There’s a fabulous gynecologic oncologist who we each get to work with for a week on Ob/Gyn. He gives us nicknames, things like “Junior” or “Goose.” Guess mine?
So…he was teasing me last week for being “like 43 weeks pregnant” as I struggled to squeeze between the table and the robot in the OR. With no clever retort in mind (early days lead to a slow sense of humor), I think I said something along the lines of, “Hey, I’m only 29 weeks and change here!” “29 WEEKS?!! What have you been packing, FATSO?” (I can’t be offended because I figure that he would never call me that if it was true…right? RIGHT?)
He also loves to do things like introduce me to a patient and quickly explain without prompting, “And, no, she’s not really pregnant, so don’t make a thing about it, <through side mouth> she’s really sensitive about it…” The horrified looks in response! I guess when you cure people’s cancer, you can get away with being just a little “endearingly” inappropriate.

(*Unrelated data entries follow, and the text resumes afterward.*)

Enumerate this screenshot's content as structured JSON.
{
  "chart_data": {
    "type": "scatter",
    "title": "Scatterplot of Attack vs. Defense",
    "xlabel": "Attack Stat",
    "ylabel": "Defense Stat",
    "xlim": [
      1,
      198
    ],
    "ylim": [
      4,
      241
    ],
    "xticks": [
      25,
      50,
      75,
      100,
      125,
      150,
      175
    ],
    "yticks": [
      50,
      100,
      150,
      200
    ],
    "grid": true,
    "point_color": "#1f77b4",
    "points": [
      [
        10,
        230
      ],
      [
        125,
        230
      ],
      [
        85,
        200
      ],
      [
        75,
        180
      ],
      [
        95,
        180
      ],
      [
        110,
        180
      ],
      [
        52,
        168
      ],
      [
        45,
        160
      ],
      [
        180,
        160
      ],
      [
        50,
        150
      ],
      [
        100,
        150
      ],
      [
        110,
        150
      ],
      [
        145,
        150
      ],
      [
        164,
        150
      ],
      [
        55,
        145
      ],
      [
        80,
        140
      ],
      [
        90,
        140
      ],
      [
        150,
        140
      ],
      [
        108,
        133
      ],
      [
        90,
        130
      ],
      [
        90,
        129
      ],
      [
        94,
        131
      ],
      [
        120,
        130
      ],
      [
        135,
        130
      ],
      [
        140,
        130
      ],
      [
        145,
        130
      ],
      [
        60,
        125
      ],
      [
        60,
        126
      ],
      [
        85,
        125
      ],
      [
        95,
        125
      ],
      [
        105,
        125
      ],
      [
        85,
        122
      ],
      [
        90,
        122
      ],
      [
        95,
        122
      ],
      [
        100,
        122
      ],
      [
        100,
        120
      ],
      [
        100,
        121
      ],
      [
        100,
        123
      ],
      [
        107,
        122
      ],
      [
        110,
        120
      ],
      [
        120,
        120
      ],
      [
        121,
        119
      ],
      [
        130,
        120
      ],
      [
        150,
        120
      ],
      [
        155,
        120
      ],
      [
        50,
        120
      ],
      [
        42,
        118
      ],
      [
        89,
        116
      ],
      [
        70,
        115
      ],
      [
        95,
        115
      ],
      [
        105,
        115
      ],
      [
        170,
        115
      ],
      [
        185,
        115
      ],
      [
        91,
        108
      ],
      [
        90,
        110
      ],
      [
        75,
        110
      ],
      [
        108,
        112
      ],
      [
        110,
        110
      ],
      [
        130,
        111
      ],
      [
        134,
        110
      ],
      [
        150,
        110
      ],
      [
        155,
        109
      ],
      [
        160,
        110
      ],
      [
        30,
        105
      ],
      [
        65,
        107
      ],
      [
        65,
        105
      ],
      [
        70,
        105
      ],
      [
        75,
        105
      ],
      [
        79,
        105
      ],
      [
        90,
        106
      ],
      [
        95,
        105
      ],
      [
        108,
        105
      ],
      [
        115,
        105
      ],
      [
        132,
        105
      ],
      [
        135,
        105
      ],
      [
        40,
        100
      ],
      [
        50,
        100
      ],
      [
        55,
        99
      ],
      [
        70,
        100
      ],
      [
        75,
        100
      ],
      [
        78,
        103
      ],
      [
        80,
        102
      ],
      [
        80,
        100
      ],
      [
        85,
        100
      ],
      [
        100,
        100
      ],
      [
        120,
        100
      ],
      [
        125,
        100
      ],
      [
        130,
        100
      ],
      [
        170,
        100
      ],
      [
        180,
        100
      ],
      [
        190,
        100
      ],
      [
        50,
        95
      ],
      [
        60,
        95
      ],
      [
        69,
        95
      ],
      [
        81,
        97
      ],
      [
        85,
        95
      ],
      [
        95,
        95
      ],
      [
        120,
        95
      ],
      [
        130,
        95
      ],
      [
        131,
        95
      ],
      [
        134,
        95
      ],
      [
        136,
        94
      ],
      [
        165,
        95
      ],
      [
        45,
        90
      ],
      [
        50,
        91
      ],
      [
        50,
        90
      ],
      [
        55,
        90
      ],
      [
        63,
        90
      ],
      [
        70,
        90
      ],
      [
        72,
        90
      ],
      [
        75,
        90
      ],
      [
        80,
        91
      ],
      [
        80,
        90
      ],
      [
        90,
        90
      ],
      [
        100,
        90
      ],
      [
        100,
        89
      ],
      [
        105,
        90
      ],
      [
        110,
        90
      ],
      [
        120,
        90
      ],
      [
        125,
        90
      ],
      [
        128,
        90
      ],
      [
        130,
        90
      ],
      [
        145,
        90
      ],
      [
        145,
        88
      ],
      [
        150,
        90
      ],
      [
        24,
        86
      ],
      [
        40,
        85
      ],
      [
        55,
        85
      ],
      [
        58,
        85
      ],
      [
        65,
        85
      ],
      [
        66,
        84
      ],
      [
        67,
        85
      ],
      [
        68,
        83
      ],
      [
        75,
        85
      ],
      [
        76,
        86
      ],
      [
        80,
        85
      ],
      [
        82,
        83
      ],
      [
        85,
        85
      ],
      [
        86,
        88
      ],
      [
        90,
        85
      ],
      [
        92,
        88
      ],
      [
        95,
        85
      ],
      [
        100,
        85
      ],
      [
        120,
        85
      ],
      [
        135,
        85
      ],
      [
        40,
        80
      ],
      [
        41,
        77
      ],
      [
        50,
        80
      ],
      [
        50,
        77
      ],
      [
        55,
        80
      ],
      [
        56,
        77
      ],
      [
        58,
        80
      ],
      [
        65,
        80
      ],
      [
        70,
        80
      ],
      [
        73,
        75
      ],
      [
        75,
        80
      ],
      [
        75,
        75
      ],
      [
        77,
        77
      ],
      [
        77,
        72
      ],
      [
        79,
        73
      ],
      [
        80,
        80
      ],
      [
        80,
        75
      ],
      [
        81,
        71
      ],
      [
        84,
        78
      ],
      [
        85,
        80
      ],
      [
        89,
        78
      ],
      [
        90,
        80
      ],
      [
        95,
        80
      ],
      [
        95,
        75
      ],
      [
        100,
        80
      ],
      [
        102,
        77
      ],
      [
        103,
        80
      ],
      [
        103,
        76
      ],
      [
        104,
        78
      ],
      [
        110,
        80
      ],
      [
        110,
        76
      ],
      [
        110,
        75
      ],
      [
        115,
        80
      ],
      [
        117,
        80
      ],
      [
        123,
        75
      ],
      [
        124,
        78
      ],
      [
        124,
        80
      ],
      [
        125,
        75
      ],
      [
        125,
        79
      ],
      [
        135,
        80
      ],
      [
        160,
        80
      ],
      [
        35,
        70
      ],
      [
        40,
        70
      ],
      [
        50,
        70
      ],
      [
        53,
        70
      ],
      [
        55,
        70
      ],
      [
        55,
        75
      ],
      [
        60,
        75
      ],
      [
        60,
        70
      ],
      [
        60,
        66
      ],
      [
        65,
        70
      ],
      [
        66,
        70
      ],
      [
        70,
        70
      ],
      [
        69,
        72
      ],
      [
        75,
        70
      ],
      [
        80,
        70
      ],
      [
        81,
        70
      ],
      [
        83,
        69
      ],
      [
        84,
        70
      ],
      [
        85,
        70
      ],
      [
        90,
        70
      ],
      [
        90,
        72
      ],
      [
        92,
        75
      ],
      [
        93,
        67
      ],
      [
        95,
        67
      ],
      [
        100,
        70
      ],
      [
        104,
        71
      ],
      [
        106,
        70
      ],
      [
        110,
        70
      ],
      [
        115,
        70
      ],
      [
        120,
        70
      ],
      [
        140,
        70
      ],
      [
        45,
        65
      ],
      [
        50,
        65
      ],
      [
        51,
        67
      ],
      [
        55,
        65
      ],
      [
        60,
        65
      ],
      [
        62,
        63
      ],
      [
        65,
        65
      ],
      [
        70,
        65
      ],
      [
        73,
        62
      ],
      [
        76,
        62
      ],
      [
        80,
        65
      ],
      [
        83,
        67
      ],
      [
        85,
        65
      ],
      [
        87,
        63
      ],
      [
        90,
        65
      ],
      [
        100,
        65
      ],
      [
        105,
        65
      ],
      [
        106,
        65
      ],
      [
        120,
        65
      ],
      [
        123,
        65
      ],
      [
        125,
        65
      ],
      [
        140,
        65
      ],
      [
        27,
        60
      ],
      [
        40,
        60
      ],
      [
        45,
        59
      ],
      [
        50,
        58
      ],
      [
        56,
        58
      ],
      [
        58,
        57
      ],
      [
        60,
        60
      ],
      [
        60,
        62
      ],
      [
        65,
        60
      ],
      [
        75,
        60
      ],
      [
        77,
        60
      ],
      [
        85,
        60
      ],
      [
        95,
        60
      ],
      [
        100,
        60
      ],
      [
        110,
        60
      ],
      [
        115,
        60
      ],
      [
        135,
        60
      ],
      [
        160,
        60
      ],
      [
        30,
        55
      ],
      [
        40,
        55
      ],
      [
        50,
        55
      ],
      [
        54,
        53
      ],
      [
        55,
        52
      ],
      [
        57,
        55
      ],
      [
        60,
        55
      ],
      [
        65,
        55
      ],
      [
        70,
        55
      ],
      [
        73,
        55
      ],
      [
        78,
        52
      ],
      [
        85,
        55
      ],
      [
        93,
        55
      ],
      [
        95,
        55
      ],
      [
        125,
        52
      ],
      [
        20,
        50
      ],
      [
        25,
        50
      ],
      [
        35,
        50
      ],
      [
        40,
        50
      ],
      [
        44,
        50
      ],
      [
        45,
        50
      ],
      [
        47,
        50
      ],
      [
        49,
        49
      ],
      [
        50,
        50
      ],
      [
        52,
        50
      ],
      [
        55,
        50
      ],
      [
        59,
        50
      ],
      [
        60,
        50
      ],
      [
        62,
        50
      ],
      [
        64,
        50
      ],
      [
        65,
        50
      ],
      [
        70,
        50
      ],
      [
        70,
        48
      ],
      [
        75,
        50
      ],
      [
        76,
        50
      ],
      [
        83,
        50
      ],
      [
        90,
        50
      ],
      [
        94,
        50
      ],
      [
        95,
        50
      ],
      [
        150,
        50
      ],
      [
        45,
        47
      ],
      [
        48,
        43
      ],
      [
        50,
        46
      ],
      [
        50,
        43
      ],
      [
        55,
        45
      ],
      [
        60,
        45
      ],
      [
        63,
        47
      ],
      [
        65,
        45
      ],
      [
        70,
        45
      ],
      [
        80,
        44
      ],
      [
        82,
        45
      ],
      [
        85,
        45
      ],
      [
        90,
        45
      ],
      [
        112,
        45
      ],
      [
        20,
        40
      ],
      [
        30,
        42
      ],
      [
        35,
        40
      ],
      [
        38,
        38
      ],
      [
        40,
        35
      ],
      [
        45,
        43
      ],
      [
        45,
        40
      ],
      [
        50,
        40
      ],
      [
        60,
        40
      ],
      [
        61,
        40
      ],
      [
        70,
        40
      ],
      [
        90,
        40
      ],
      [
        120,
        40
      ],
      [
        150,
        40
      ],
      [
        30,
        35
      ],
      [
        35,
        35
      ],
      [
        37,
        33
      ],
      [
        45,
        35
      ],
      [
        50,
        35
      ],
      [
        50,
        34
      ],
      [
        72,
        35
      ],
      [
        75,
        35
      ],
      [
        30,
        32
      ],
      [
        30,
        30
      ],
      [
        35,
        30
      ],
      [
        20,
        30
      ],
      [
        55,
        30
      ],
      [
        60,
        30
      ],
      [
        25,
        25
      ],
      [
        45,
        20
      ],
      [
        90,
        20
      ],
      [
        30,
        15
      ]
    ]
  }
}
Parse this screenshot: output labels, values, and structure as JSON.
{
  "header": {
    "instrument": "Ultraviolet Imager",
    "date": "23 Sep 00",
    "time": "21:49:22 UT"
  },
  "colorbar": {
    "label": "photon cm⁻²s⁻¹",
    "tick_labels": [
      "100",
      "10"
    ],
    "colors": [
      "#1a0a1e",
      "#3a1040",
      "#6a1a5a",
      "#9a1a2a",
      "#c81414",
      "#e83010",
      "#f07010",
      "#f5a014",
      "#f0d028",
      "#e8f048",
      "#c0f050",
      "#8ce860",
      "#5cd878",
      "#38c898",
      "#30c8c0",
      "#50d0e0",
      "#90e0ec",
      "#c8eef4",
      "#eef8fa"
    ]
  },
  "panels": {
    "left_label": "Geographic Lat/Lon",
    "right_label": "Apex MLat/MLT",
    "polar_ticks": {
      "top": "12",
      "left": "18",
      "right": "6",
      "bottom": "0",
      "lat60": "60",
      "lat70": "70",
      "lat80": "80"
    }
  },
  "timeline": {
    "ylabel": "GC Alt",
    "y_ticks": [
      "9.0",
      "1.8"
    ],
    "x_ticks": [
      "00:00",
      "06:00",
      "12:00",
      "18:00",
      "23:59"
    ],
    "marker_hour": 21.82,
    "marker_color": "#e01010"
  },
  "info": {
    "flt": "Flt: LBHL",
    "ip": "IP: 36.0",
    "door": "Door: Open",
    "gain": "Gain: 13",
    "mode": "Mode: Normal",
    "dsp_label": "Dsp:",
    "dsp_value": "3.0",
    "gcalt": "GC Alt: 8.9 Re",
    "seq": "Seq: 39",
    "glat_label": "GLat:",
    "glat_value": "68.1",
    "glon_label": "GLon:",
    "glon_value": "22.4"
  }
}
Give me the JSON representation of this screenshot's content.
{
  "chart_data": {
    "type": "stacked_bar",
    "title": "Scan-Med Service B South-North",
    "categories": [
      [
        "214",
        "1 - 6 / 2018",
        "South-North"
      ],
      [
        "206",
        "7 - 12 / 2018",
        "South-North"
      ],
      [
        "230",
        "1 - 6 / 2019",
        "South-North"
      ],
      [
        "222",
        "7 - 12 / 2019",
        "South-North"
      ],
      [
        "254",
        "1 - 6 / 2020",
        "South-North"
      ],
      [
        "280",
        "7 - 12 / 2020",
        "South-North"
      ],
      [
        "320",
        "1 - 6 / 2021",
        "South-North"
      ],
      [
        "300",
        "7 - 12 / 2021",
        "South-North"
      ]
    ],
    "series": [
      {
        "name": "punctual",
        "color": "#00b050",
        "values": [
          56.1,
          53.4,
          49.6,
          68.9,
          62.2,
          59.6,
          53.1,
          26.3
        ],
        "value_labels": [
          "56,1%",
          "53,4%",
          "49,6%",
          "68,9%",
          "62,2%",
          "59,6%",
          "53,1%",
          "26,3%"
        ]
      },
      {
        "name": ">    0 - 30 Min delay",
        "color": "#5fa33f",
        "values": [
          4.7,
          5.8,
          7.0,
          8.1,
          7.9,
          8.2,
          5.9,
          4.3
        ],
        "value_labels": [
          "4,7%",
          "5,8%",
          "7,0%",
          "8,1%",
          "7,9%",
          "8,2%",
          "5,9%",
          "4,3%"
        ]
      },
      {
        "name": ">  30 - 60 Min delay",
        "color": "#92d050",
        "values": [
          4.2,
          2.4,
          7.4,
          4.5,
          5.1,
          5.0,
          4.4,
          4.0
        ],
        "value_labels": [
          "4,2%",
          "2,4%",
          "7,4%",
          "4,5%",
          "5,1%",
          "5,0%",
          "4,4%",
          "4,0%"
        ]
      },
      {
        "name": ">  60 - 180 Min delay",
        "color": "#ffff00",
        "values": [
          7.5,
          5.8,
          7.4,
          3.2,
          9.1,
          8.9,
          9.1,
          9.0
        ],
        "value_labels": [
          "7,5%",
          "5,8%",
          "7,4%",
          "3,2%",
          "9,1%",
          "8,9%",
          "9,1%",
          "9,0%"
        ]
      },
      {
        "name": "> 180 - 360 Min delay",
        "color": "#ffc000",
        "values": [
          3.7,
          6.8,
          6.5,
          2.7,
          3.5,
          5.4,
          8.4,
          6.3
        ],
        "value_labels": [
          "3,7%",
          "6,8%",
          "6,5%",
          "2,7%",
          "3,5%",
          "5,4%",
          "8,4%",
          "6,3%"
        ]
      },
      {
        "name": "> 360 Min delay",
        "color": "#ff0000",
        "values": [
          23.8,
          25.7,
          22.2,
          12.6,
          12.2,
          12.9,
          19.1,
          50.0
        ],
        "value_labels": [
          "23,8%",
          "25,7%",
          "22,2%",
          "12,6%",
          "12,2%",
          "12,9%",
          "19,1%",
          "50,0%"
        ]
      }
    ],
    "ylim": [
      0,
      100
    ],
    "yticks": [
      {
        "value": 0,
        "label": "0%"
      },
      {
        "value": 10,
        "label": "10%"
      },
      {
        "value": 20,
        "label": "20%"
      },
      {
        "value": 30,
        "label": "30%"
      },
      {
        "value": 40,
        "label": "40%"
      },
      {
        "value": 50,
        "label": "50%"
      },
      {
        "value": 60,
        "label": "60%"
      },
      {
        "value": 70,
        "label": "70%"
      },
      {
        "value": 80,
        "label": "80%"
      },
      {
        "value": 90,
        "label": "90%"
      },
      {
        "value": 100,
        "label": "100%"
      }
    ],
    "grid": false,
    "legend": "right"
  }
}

Lessons from oncology (not to get all preachy):
- If you can, please get your gardasil. Even if you’re not going to have sex for decades…like many vaccines, it actually is more effective if you get your doses younger.
- Seriously, pap smears, a pain in the ass, granted…but the combination of pap smear screening and HPV testing reduces a woman’s risk of dying of cervical cancer by 90%. What other cancer screen does that?
- If you’re over 35 and experience abnormal vaginal bleeding (whether a drop or a bucket), please see a doctor. Endometrial cancer is one of the few malignancies that actually flies its own red flag before it’s not too late to do something about it.